Drängt der deutsche Pop-Roman die hohe
Literatur ins Abseits?
Podiumsdiskussion
Die einen feiern den Einzug unserer kommerziellen Warenwelt in die Literatur
als Befreiung vom Kulturdünkel. Die anderen möchten, was ihnen
trivial erscheint, auch wieder so genannt wissen: trivial nämlich.
Können wir noch unterscheiden, was anspruchsvolle Literatur ist und
was publikumswirksame Erzählmasche? Bereichert die Welt der Labels
und Markennamen eine abstrakt gewordene Literatur um die entscheidenden
realistischen Anteile? Oder ist der Realismus der Einkaufs- und Modewelt
nur die billige Alternative zu Ästhetik und Reflektion? Will die
so genannte anspruchsvolle Literatur mit Hilfe alt gewordener
Avantgardisten nur ihre Pfründe sichern? Spiegelt andererseits die
alltagsnahe neue deutsche Erzählliteratur nur die Quotenfixierung
des Fernsehens im traditionellen Medium? Ist die alte Frage nach Transzendenz
an die Oberfläche unserer Gesellschaft verwiesen oder an den Mehrwert
der poetischen Sprache? Und schließlich: Müssen sich die beiden
kulturellen Sphären feindlich gegenüber stehen? Welchen Sinn
macht die Trennung der zwei Kulturen? Welches Versprechen
liegt umgekehrt in der Idee der Aufhebung der strikten Grenzen? Und: Wie
gewinne ich Maßstäbe für Qualität, wenn diese Trennung
zwischen E- und U-Literatur nicht mehr funktioniert?

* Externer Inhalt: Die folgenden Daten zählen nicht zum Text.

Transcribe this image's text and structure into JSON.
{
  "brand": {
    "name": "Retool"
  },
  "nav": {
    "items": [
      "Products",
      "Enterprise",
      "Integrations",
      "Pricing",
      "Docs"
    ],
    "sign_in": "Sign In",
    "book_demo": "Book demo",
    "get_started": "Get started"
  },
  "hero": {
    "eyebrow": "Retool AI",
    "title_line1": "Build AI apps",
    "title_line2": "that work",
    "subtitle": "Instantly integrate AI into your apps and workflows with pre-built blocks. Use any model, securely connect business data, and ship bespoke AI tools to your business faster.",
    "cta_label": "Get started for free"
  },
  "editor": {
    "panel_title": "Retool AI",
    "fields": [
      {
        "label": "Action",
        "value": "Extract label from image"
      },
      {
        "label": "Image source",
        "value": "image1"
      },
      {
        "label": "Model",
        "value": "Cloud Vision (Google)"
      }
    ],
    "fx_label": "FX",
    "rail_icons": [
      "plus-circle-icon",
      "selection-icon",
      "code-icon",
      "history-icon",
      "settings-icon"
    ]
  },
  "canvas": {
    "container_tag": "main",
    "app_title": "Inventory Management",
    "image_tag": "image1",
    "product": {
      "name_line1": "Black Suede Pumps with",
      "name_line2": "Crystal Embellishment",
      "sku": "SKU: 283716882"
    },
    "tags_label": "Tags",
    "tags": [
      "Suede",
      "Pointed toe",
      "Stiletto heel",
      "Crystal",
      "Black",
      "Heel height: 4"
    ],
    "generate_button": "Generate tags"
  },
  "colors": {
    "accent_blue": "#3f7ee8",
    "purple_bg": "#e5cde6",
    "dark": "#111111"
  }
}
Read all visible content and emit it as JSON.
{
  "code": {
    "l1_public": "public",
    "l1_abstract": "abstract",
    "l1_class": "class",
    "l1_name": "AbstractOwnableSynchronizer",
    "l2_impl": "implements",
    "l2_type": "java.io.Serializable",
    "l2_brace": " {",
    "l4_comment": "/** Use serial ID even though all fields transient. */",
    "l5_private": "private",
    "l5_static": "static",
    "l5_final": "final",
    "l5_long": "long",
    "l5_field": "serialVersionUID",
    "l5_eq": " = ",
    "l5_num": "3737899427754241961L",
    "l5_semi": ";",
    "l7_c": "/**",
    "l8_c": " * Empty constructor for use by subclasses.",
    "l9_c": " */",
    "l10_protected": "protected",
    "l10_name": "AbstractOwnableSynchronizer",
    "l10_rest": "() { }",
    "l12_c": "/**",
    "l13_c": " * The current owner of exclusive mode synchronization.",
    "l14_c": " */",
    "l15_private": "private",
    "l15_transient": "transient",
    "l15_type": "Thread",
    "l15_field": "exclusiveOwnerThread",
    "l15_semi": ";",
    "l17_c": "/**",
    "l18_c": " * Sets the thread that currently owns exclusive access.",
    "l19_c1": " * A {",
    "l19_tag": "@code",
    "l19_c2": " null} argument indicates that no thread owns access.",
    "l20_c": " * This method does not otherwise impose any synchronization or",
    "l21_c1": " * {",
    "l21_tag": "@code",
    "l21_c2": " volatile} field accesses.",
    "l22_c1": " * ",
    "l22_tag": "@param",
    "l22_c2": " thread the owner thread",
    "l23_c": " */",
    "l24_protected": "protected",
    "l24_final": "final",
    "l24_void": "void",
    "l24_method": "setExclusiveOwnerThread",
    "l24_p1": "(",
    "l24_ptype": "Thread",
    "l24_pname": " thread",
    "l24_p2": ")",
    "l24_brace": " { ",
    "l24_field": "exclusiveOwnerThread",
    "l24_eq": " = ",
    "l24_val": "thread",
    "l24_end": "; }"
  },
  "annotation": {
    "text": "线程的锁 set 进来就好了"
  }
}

Das sind einige der Fragen, die sich ergeben, wenn man das meistdiskutierte
Buch der letzten Jahre über deutsche Gegenwartsliteratur liest: Der
deutsche Pop-Roman. Die neuen Archivisten des Rostocker Germanisten
Moritz Baßler. Und heftig wird das Nachdenken darüber, ja es
gerät gewissermaßen in akuten Entscheidungsdruck, wenn man
das in der Zeit veröffentlichte Plädoyer von Dorothea
Dieckmann über die Wiedereinführung des Begriffs Trivialliteratur
liest: Wenn Literatur zum Geschwätz verkommt, heißt
ihr Essay.
Mit den beiden Protagonisten solch unterschiedlicher Einstellungen, Moritz
Baßler und Dorothea Dieckmann, diskutieren: der Verleger des Kölner
Kiepenheuer & Witsch Verlages Helge Malchow, der für die meisten
der vielbeachteten Pop-Romane der letzten Jahre verantwortlich war. Der
Verleger des Hoffmann & Campe Verlags Rainer Moritz, der sich wiederholt
zur Thematik geäußert hat, und der gleichermaßen pop-nahe
wie anspruchsvolle Berliner Schriftsteller Norbert Kron.